Самая худшая ночь была, когда ей снилось, как она приносит мальчика Лорду Джеку. Это было кошмарно, потому что, когда сон кончился, она снова осталась одна.

— Я родилась вот здесь. Видишь? — Мэри приподняла корзинку с Барабанщиком. Но Барабанщик спал, его розовые веки трепетали и пустышка была крепко стиснута во рту. Она поцеловала его в лоб, поцелуй ласковее, чем тот, которым она некогда одарила страдающего легавого, и поставила корзинку на место.

В доме 1105 по Элдермен-стрит обитали призраки. Она слышала, как они поют песни любви и революции голосами, навсегда оставшимися молодыми. Джеймс Ксавье Тумбе был убит во время бунта в Аттике. Она подумала, вернулся ли сюда его призрак и присоединился ли к теням других спящих детей. Линден, Нью-Джерси, первое июля тысяча девятьсот семьдесят второго года. Как сказал бы Кронкайт:

«Это было так, как это было».

Она почувствовала себя очень старой. Завтра она опять почувствует себя молодой. Она проехала шестнадцать миль назад к мотелю «Мак-Ардль Тревел Инн» возле Пискатавея, и когда она самую малость всплакнула, никто этого не видел.

Глава 4

ТРЕЩИНА В ГЛИНЕ

Когда дверь открылась, Лаура сунула полупустую бутылку «сангрии» в лицо Марка Треггса.

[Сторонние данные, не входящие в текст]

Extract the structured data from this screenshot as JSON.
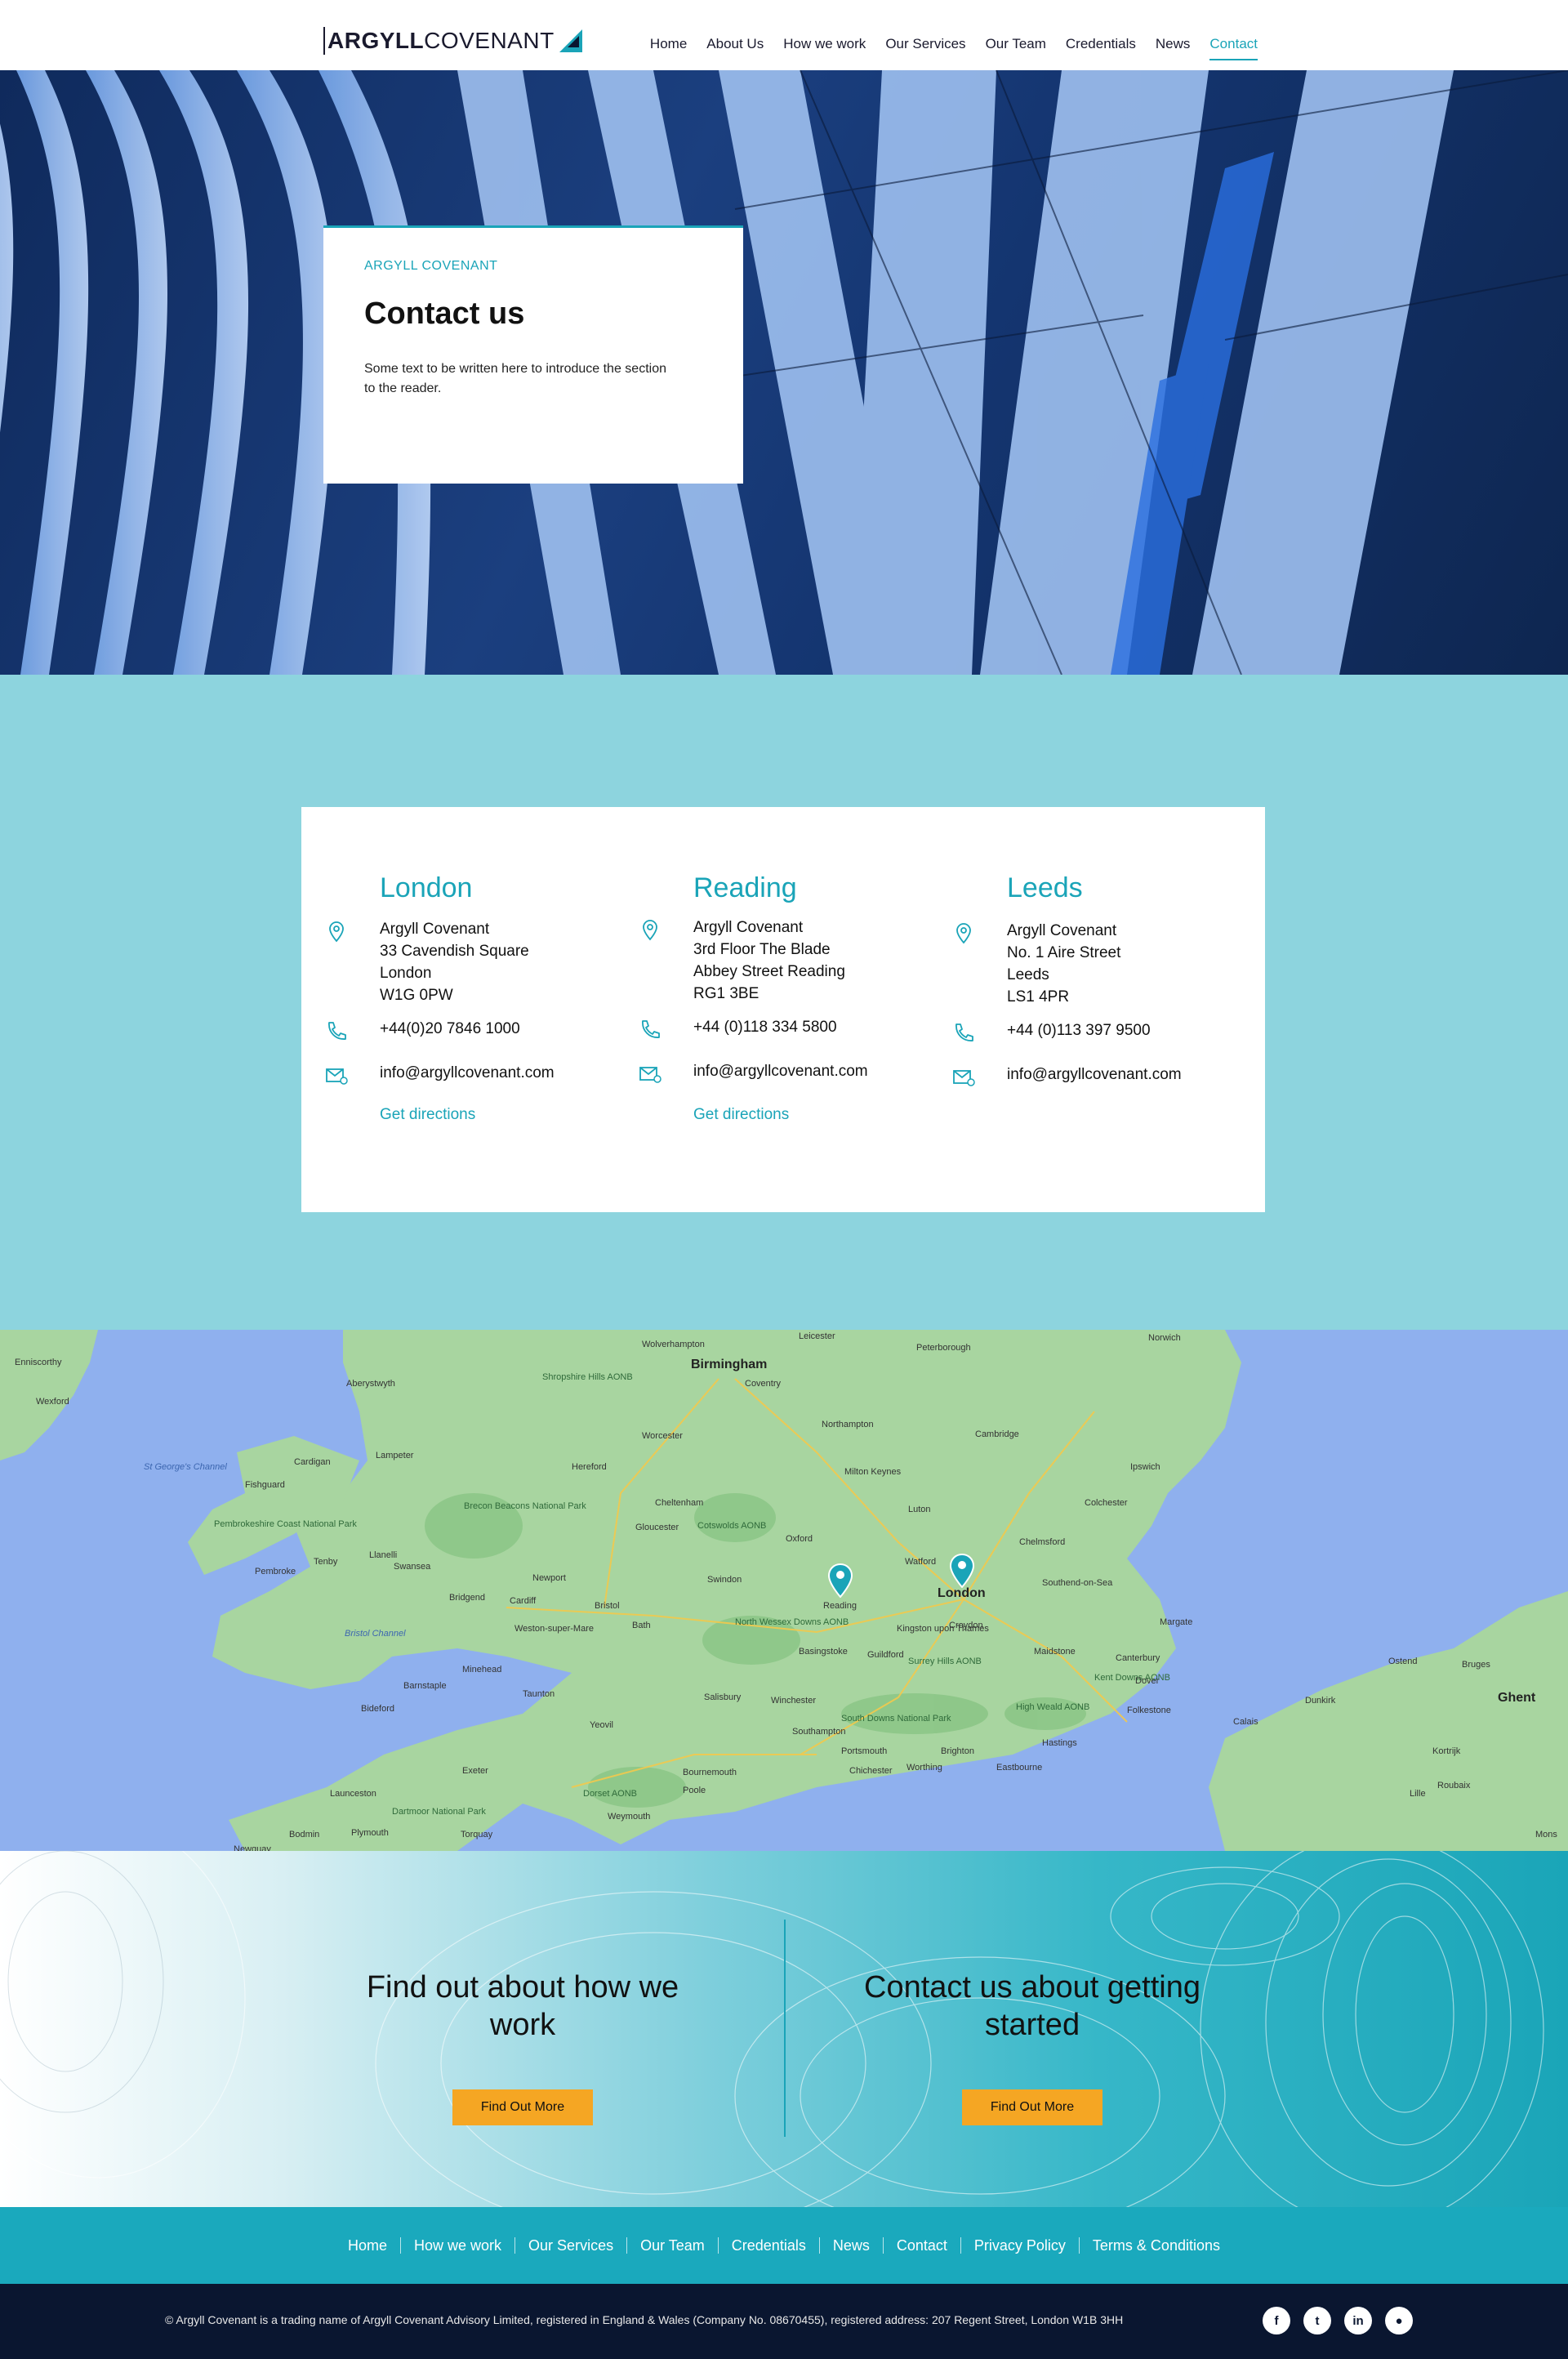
{
  "header": {
    "logo_bold": "ARGYLL",
    "logo_light": "COVENANT",
    "nav": [
      {
        "label": "Home"
      },
      {
        "label": "About Us"
      },
      {
        "label": "How we work"
      },
      {
        "label": "Our Services"
      },
      {
        "label": "Our Team"
      },
      {
        "label": "Credentials"
      },
      {
        "label": "News"
      },
      {
        "label": "Contact"
      }
    ],
    "active_nav": "Contact"
  },
  "hero": {
    "eyebrow": "ARGYLL COVENANT",
    "title": "Contact us",
    "text": "Some text to be written here to introduce the section to the reader."
  },
  "offices": [
    {
      "city": "London",
      "address_lines": [
        "Argyll Covenant",
        "33 Cavendish Square",
        "London",
        "W1G 0PW"
      ],
      "phone": "+44(0)20 7846 1000",
      "email": "info@argyllcovenant.com",
      "directions": "Get directions"
    },
    {
      "city": "Reading",
      "address_lines": [
        "Argyll Covenant",
        "3rd Floor The Blade",
        "Abbey Street Reading",
        "RG1 3BE"
      ],
      "phone": "+44 (0)118 334 5800",
      "email": "info@argyllcovenant.com",
      "directions": "Get directions"
    },
    {
      "city": "Leeds",
      "address_lines": [
        "Argyll Covenant",
        "No. 1 Aire Street",
        "Leeds",
        "LS1 4PR"
      ],
      "phone": "+44 (0)113 397 9500",
      "email": "info@argyllcovenant.com"
    }
  ],
  "map": {
    "labels": [
      "Wolverhampton",
      "Leicester",
      "Peterborough",
      "Norwich",
      "Birmingham",
      "Coventry",
      "Cambridge",
      "Ipswich",
      "Northampton",
      "Milton Keynes",
      "Worcester",
      "Hereford",
      "Cheltenham",
      "Gloucester",
      "Oxford",
      "Luton",
      "Colchester",
      "Chelmsford",
      "Swansea",
      "Cardiff",
      "Newport",
      "Bristol",
      "Swindon",
      "Reading",
      "London",
      "Southend-on-Sea",
      "Bath",
      "Basingstoke",
      "Croydon",
      "Margate",
      "Maidstone",
      "Dover",
      "Southampton",
      "Portsmouth",
      "Brighton",
      "Eastbourne",
      "Hastings",
      "Exeter",
      "Bournemouth",
      "Poole",
      "Plymouth",
      "Torquay",
      "Bruges",
      "Ghent",
      "Lille",
      "Calais",
      "Dunkirk",
      "Ostend",
      "Kortrijk",
      "Roubaix",
      "Mons",
      "Wexford",
      "Enniscorthy",
      "Aberystwyth",
      "Lampeter",
      "Cardigan",
      "Fishguard",
      "Pembroke",
      "Tenby",
      "Llanelli",
      "Bridgend",
      "Weston-super-Mare",
      "Barnstaple",
      "Bideford",
      "Minehead",
      "Taunton",
      "Yeovil",
      "Salisbury",
      "Winchester",
      "Worthing",
      "Chichester",
      "Folkestone",
      "Canterbury",
      "Bodmin",
      "Launceston",
      "Newquay",
      "Weymouth",
      "Watford",
      "Kingston upon Thames",
      "Guildford"
    ],
    "seas": [
      "Bristol Channel",
      "St George's Channel"
    ],
    "parks": [
      "Brecon Beacons National Park",
      "Pembrokeshire Coast National Park",
      "Cotswolds AONB",
      "North Wessex Downs AONB",
      "South Downs National Park",
      "High Weald AONB",
      "Kent Downs AONB",
      "Surrey Hills AONB",
      "Dorset AONB",
      "Dartmoor National Park",
      "Shropshire Hills AONB"
    ],
    "pins": [
      "Reading",
      "London"
    ]
  },
  "cta": {
    "left_title": "Find out about how we work",
    "left_button": "Find Out More",
    "right_title": "Contact us about getting started",
    "right_button": "Find Out More"
  },
  "footer": {
    "links": [
      "Home",
      "How we work",
      "Our Services",
      "Our Team",
      "Credentials",
      "News",
      "Contact",
      "Privacy Policy",
      "Terms & Conditions"
    ],
    "copyright": "© Argyll Covenant is a trading name of Argyll Covenant Advisory Limited, registered in England & Wales (Company No. 08670455), registered address: 207 Regent Street, London W1B 3HH",
    "socials": [
      {
        "name": "facebook-icon",
        "glyph": "f"
      },
      {
        "name": "twitter-icon",
        "glyph": "t"
      },
      {
        "name": "linkedin-icon",
        "glyph": "in"
      },
      {
        "name": "rss-icon",
        "glyph": "●"
      }
    ]
  },
  "colors": {
    "accent": "#1aa4b8",
    "offices_bg": "#8dd4de",
    "button": "#f5a623",
    "footer_bottom": "#0a1630"
  }
}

— Вот. Я принесла подарок.

Он ошеломленно моргал, пока позади него Роза вставала с набивного стула, на котором сидела и смотрела телевизор. На полу играли двое детей: девочка со своей Барби и мальчик с робокопами; они тоже остановились и поглядели на гостью широко раскрытыми глазами.

— Ты что, не собираешься пригласить меня в дом? — спросила Лаура. От ее дыхания исходил запах сладкого красного вина.

— Нет. Уходите, пожалуйста. Он попытался закрыть дверь. Лаура уперлась в нее рукой.

— Я здесь никого не знаю. А в одиночку пить мерзко. Не будь таким грубым, о'кей?

— Мне больше нечего вам рассказать.

— Я знаю. Я просто хочу быть с кем-нибудь. Разве это запрещено?

Он взглянул на свои наручные часы; на циферблате был нарисован Микки-Маус.

— Уже почти девять часов.

— Верно. Самое время выпить как следует.

— Если вы не уйдете, — сказал Треггс, — я буду вынужден вызвать полицию.

— И в самом деле вызовешь? — спросила она его. Молчание затянулось, и Лаура увидела, что не вызовет.

— Впусти ее, Марк! — Роза стояла у него за спиной. — Какой от этого будет вред?